The Europeans' ultimatum is clear: they intend to decide by the end of August whether to activate the "snapback" mechanism, which allows for the automatic reinstatement of UN sanctions. The official deadline is October 18, the expiration of a nuclear agreement signed ten years ago but now largely obsolete.
The talks are taking place in a particularly tense climate. Tehran is still furious about the bombings carried out by the United States and Israel against its nuclear facilities, two close allies of the Europeans. Furthermore, the International Atomic Energy Agency (IAEA) has not had access to Iranian nuclear sites since these attacks, and part of the country's stockpile of enriched uranium remains unaccounted for to this day.
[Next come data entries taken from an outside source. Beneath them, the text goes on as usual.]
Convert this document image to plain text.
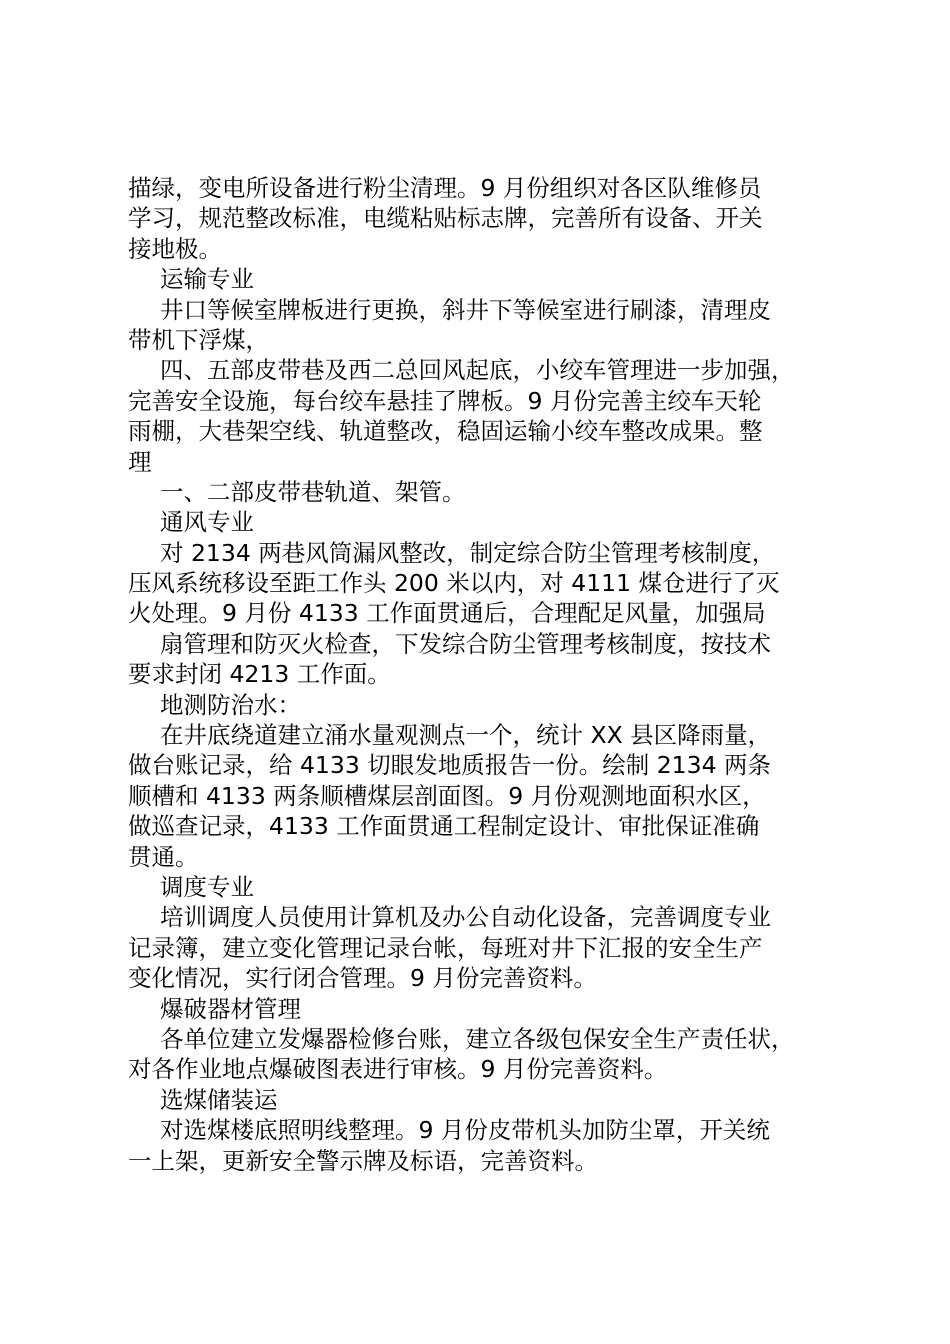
描绿，变电所设备进行粉尘清理。9 月份组织对各区队维修员
学习，规范整改标准，电缆粘贴标志牌，完善所有设备、开关
接地极。
运输专业
井口等候室牌板进行更换，斜井下等候室进行刷漆，清理皮
带机下浮煤，
四、五部皮带巷及西二总回风起底，小绞车管理进一步加强，
完善安全设施，每台绞车悬挂了牌板。9 月份完善主绞车天轮
雨棚，大巷架空线、轨道整改，稳固运输小绞车整改成果。整
理
一、二部皮带巷轨道、架管。
通风专业
对 2134 两巷风筒漏风整改，制定综合防尘管理考核制度，
压风系统移设至距工作头 200 米以内，对 4111 煤仓进行了灭
火处理。9 月份 4133 工作面贯通后，合理配足风量，加强局
扇管理和防灭火检查，下发综合防尘管理考核制度，按技术
要求封闭 4213 工作面。
地测防治水：
在井底绕道建立涌水量观测点一个，统计 XX 县区降雨量，
做台账记录，给 4133 切眼发地质报告一份。绘制 2134 两条
顺槽和 4133 两条顺槽煤层剖面图。9 月份观测地面积水区，
做巡查记录，4133 工作面贯通工程制定设计、审批保证准确
贯通。
调度专业
培训调度人员使用计算机及办公自动化设备，完善调度专业
记录簿，建立变化管理记录台帐，每班对井下汇报的安全生产
变化情况，实行闭合管理。9 月份完善资料。
爆破器材管理
各单位建立发爆器检修台账，建立各级包保安全生产责任状，
对各作业地点爆破图表进行审核。9 月份完善资料。
选煤储装运
对选煤楼底照明线整理。9 月份皮带机头加防尘罩，开关统
一上架，更新安全警示牌及标语，完善资料。
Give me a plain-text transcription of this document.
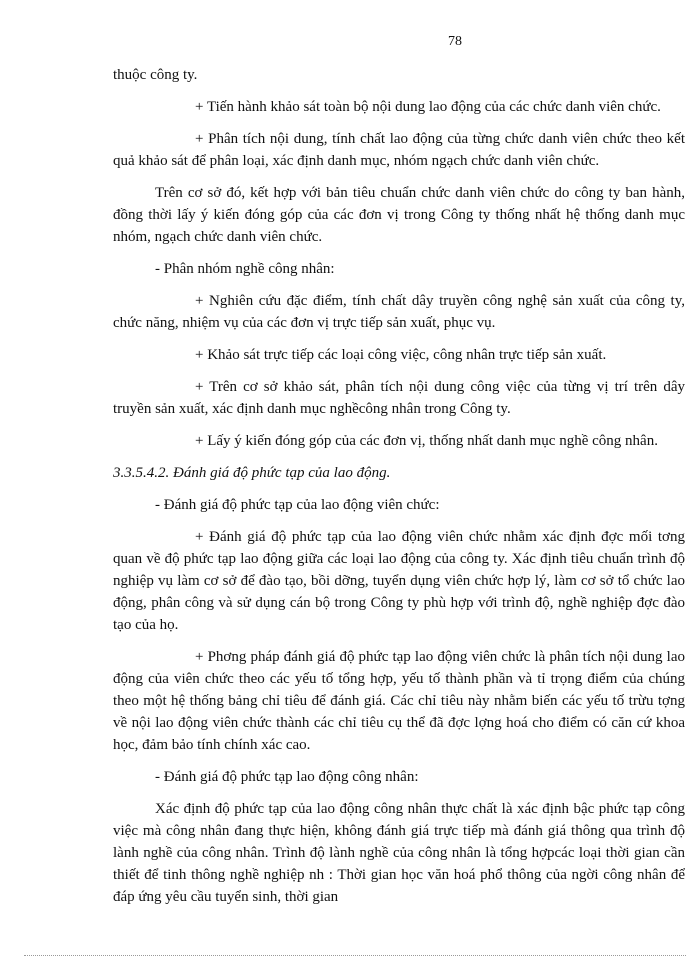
78

thuộc công ty.

+ Tiến hành khảo sát toàn bộ nội dung lao động của các chức danh viên chức.

+ Phân tích nội dung, tính chất lao động của từng chức danh viên chức theo kết quả khảo sát để phân loại, xác định danh mục, nhóm ngạch chức danh viên chức.

Trên cơ sở đó, kết hợp với bản tiêu chuẩn chức danh viên chức do công ty ban hành, đồng thời lấy ý kiến đóng góp của các đơn vị trong Công ty thống nhất hệ thống danh mục nhóm, ngạch chức danh viên chức.

- Phân nhóm nghề công nhân:

+ Nghiên cứu đặc điểm, tính chất dây truyền công nghệ sản xuất của công ty, chức năng, nhiệm vụ của các đơn vị trực tiếp sản xuất, phục vụ.

+ Khảo sát trực tiếp các loại công việc, công nhân trực tiếp sản xuất.

+ Trên cơ sở khảo sát, phân tích nội dung công việc của từng vị trí trên dây truyền sản xuất, xác định danh mục nghềcông nhân trong Công ty.

+ Lấy ý kiến đóng góp của các đơn vị, thống nhất danh mục nghề công nhân.

3.3.5.4.2. Đánh giá độ phức tạp của lao động.

- Đánh giá độ phức tạp của lao động viên chức:

+ Đánh giá độ phức tạp của lao động viên chức nhằm xác định đợc mối tơng quan về độ phức tạp lao động giữa các loại lao động của công ty. Xác định tiêu chuẩn trình độ nghiệp vụ làm cơ sở để đào tạo, bồi dỡng, tuyển dụng viên chức hợp lý, làm cơ sở tổ chức lao động, phân công và sử dụng cán bộ trong Công ty phù hợp với trình độ, nghề nghiệp đợc đào tạo của họ.

+ Phơng pháp đánh giá độ phức tạp lao động viên chức là phân tích nội dung lao động của viên chức theo các yếu tố tổng hợp, yếu tố thành phần và tỉ trọng điểm của chúng theo một hệ thống bảng chỉ tiêu để đánh giá. Các chỉ tiêu này nhằm biến các yếu tố trừu tợng về nội lao động viên chức thành các chỉ tiêu cụ thể đã đợc lợng hoá cho điểm có căn cứ khoa học, đảm bảo tính chính xác cao.

- Đánh giá độ phức tạp lao động công nhân:

Xác định độ phức tạp của lao động công nhân thực chất là xác định bậc phức tạp công việc mà công nhân đang thực hiện, không đánh giá trực tiếp mà đánh giá thông qua trình độ lành nghề của công nhân. Trình độ lành nghề của công nhân là tổng hợpcác loại thời gian cần thiết để tinh thông nghề nghiệp nh : Thời gian học văn hoá phổ thông của ngời công nhân để đáp ứng yêu cầu tuyển sinh, thời gian
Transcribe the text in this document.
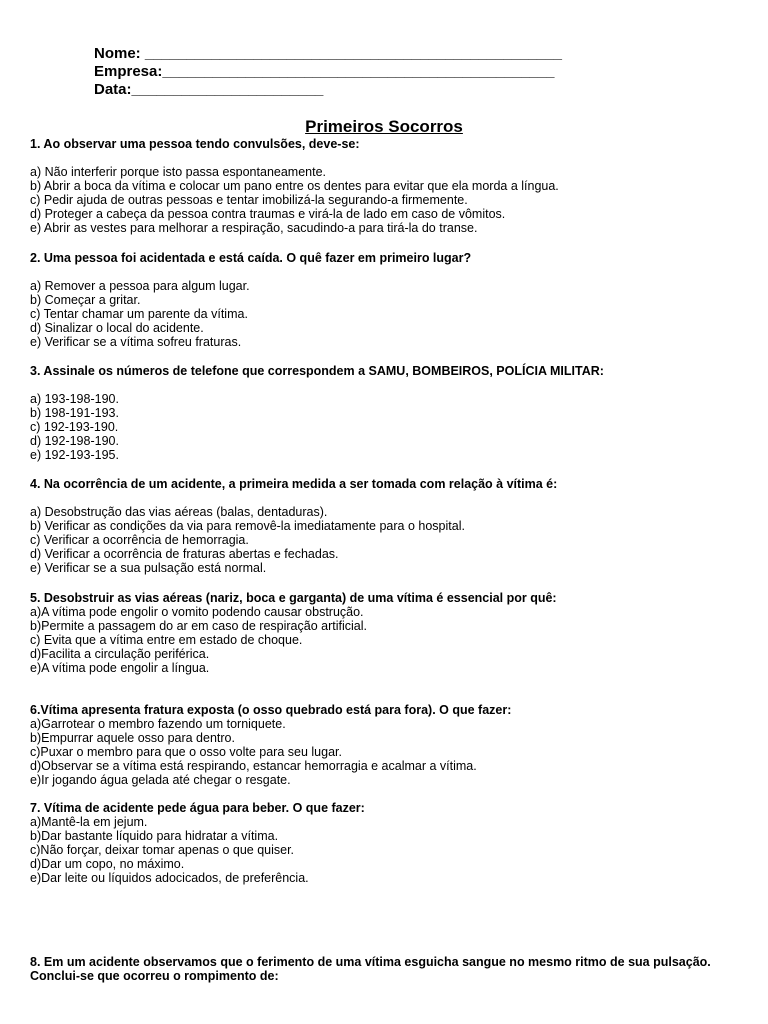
Nome: __________________________________________________
Empresa:_______________________________________________
Data:_______________________
Primeiros Socorros
1. Ao observar uma pessoa tendo convulsões, deve-se:
a) Não interferir porque isto passa espontaneamente.
b) Abrir a boca da vítima e colocar um pano entre os dentes para evitar que ela morda a língua.
c) Pedir ajuda de outras pessoas e tentar imobilizá-la segurando-a firmemente.
d) Proteger a cabeça da pessoa contra traumas e virá-la de lado em caso de vômitos.
e) Abrir as vestes para melhorar a respiração, sacudindo-a para tirá-la do transe.
2. Uma pessoa foi acidentada e está caída. O quê fazer em primeiro lugar?
a) Remover a pessoa para algum lugar.
b) Começar a gritar.
c) Tentar chamar um parente da vítima.
d) Sinalizar o local do acidente.
e) Verificar se a vítima sofreu fraturas.
3. Assinale os números de telefone que correspondem a SAMU, BOMBEIROS, POLÍCIA MILITAR:
a) 193-198-190.
b) 198-191-193.
c) 192-193-190.
d) 192-198-190.
e) 192-193-195.
4. Na ocorrência de um acidente, a primeira medida a ser tomada com relação à vítima é:
a) Desobstrução das vias aéreas (balas, dentaduras).
b) Verificar as condições da via para removê-la imediatamente para o hospital.
c) Verificar a ocorrência de hemorragia.
d) Verificar a ocorrência de fraturas abertas e fechadas.
e) Verificar se a sua pulsação está normal.
5. Desobstruir as vias aéreas (nariz, boca e garganta) de uma vítima é essencial por quê:
a)A vítima pode engolir o vomito podendo causar obstrução.
b)Permite a passagem do ar em caso de respiração artificial.
c) Evita que a vítima entre em estado de choque.
d)Facilita a circulação periférica.
e)A vítima pode engolir a língua.
6.Vítima apresenta fratura exposta (o osso quebrado está para fora). O que fazer:
a)Garrotear o membro fazendo um torniquete.
b)Empurrar aquele osso para dentro.
c)Puxar o membro para que o osso volte para seu lugar.
d)Observar se a vítima está respirando, estancar hemorragia e acalmar a vítima.
e)Ir jogando água gelada até chegar o resgate.
7. Vítima de acidente pede água para beber. O que fazer:
a)Mantê-la em jejum.
b)Dar bastante líquido para hidratar a vítima.
c)Não forçar, deixar tomar apenas o que quiser.
d)Dar um copo, no máximo.
e)Dar leite ou líquidos adocicados, de preferência.
8. Em um acidente observamos que o ferimento de uma vítima esguicha sangue no mesmo ritmo de sua pulsação.
Conclui-se que ocorreu o rompimento de:
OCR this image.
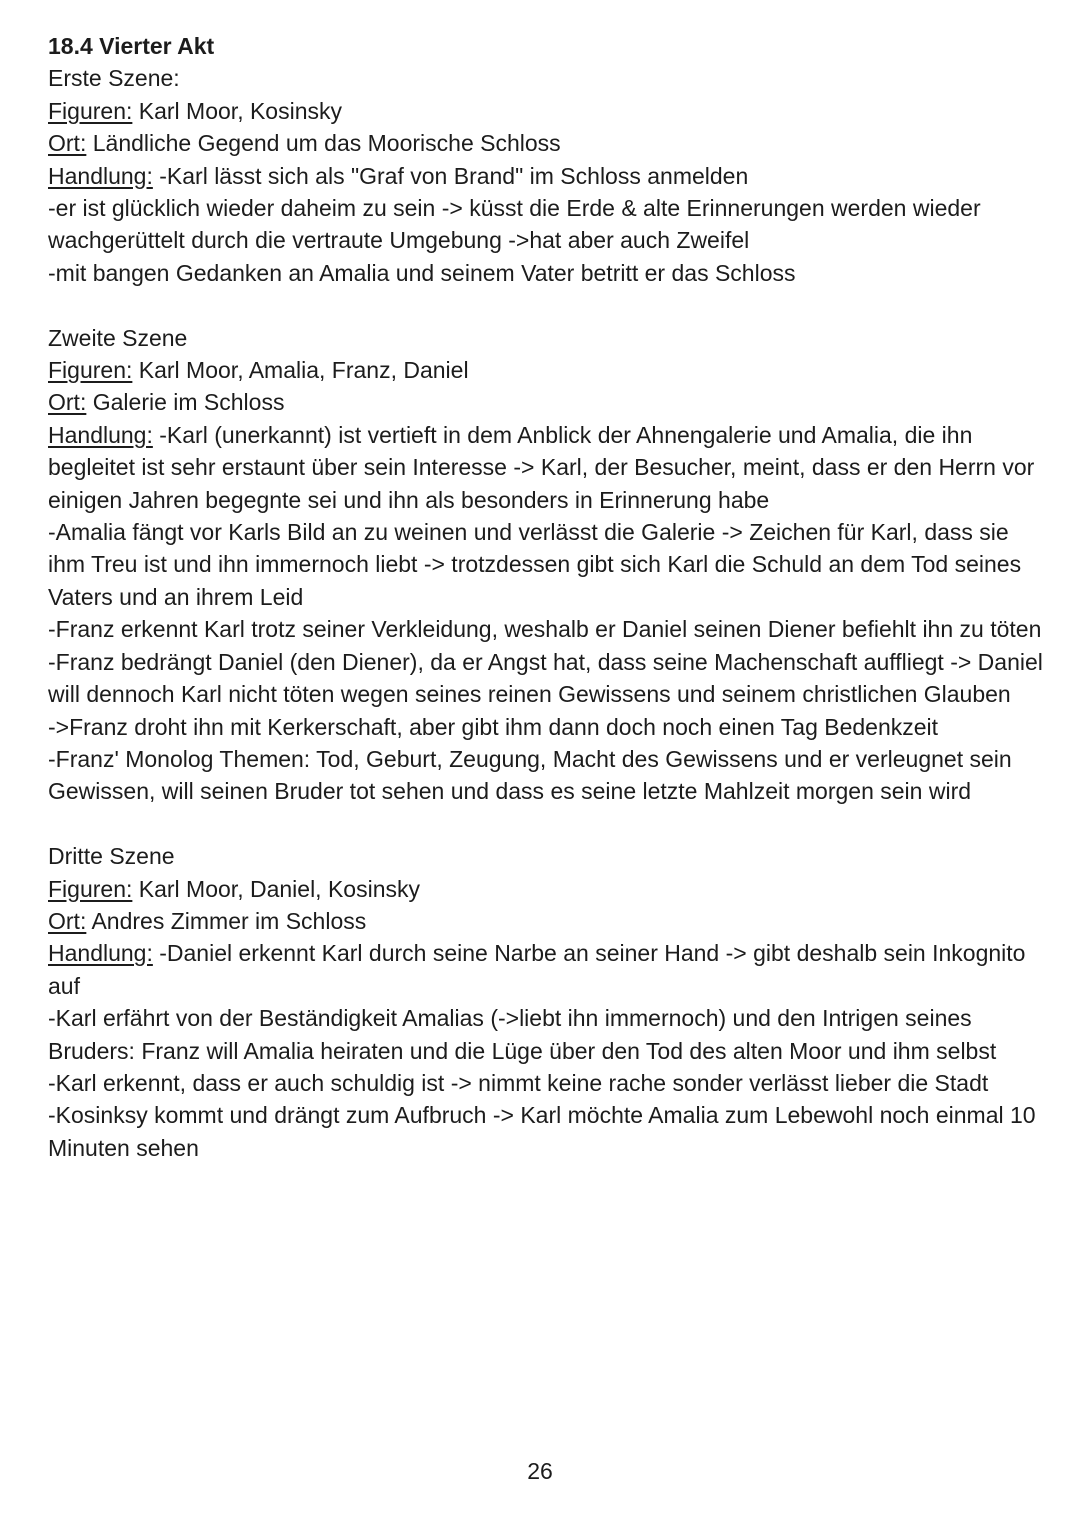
18.4 Vierter Akt

Erste Szene:

Figuren: Karl Moor, Kosinsky

Ort: Ländliche Gegend um das Moorische Schloss

Handlung: -Karl lässt sich als "Graf von Brand" im Schloss anmelden

-er ist glücklich wieder daheim zu sein -> küsst die Erde & alte Erinnerungen werden wieder wachgerüttelt durch die vertraute Umgebung ->hat aber auch Zweifel

-mit bangen Gedanken an Amalia und seinem Vater betritt er das Schloss

Zweite Szene

Figuren: Karl Moor, Amalia, Franz, Daniel

Ort: Galerie im Schloss

Handlung: -Karl (unerkannt) ist vertieft in dem Anblick der Ahnengalerie und Amalia, die ihn begleitet ist sehr erstaunt über sein Interesse -> Karl, der Besucher, meint, dass er den Herrn vor einigen Jahren begegnte sei und ihn als besonders in Erinnerung habe

-Amalia fängt vor Karls Bild an zu weinen und verlässt die Galerie -> Zeichen für Karl, dass sie ihm Treu ist und ihn immernoch liebt -> trotzdessen gibt sich Karl die Schuld an dem Tod seines Vaters und an ihrem Leid

-Franz erkennt Karl trotz seiner Verkleidung, weshalb er Daniel seinen Diener befiehlt ihn zu töten

-Franz bedrängt Daniel (den Diener), da er Angst hat, dass seine Machenschaft auffliegt -> Daniel will dennoch Karl nicht töten wegen seines reinen Gewissens und seinem christlichen Glauben

->Franz droht ihn mit Kerkerschaft, aber gibt ihm dann doch noch einen Tag Bedenkzeit

-Franz' Monolog Themen: Tod, Geburt, Zeugung, Macht des Gewissens und er verleugnet sein Gewissen, will seinen Bruder tot sehen und dass es seine letzte Mahlzeit morgen sein wird

Dritte Szene

Figuren: Karl Moor, Daniel, Kosinsky

Ort: Andres Zimmer im Schloss

Handlung: -Daniel erkennt Karl durch seine Narbe an seiner Hand -> gibt deshalb sein Inkognito auf

-Karl erfährt von der Beständigkeit Amalias (->liebt ihn immernoch) und den Intrigen seines Bruders: Franz will Amalia heiraten und die Lüge über den Tod des alten Moor und ihm selbst

-Karl erkennt, dass er auch schuldig ist -> nimmt keine rache sonder verlässt lieber die Stadt

-Kosinksy kommt und drängt zum Aufbruch -> Karl möchte Amalia zum Lebewohl noch einmal 10 Minuten sehen

26
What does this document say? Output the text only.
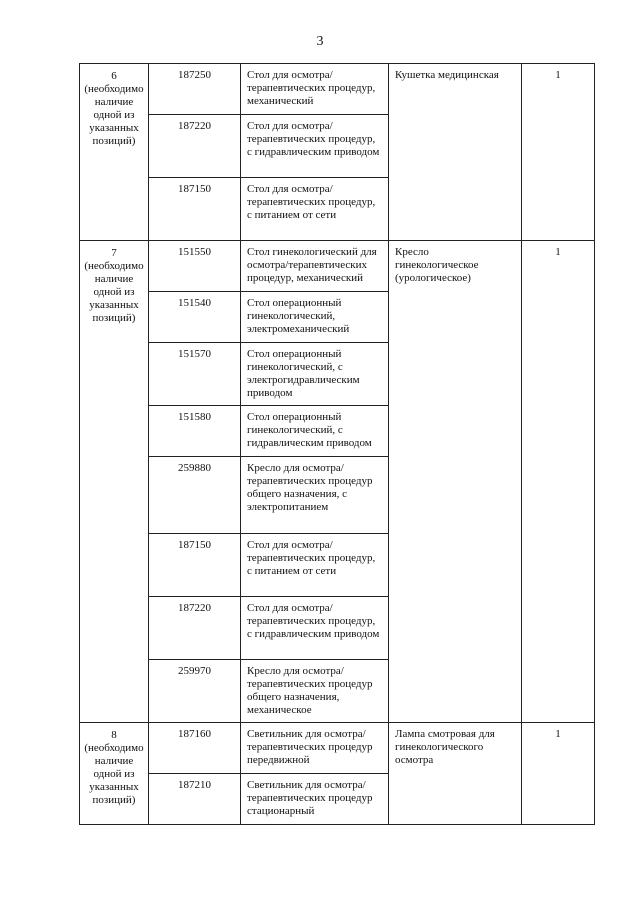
3
6
(необходимо наличие одной из указанных позиций)	187250	Стол для осмотра/терапевтических процедур, механический	Кушетка медицинская	1
	187220	Стол для осмотра/терапевтических процедур, с гидравлическим приводом		
	187150	Стол для осмотра/терапевтических процедур, с питанием от сети		

7
(необходимо наличие одной из указанных позиций)	151550	Стол гинекологический для осмотра/терапевтических процедур, механический	Кресло гинекологическое (урологическое)	1
	151540	Стол операционный гинекологический, электромеханический		
	151570	Стол операционный гинекологический, с электрогидравлическим приводом		
	151580	Стол операционный гинекологический, с гидравлическим приводом		
	259880	Кресло для осмотра/терапевтических процедур общего назначения, с электропитанием		
	187150	Стол для осмотра/терапевтических процедур, с питанием от сети		
	187220	Стол для осмотра/терапевтических процедур, с гидравлическим приводом		
	259970	Кресло для осмотра/терапевтических процедур общего назначения, механическое		

8
(необходимо наличие одной из указанных позиций)	187160	Светильник для осмотра/терапевтических процедур передвижной	Лампа смотровая для гинекологического осмотра	1
	187210	Светильник для осмотра/терапевтических процедур стационарный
The Europeans are insisting on specific conditions: the immediate resumption of IAEA inspections and clear commitments on transparency in Iran's nuclear program. "We want to see if the Iranians are credible in their desire for a delay or if they are simply trying to buy time," said a European diplomat.
At this stage, Tehran has not shown any tangible signs of concessions. But a temporary extension of the deadline could be considered if progress is made. For Europeans, this is not only a matter of ensuring the credibility of the multilateral non-proliferation framework, but also of sending a strong political signal to Washington and Tel Aviv, at a time when regional tensions remain high.
The Geneva meeting could therefore be decisive: either it opens the way to a re-engagement, even limited, or it will confirm the definitive failure of one of the last major international agreements on nuclear power.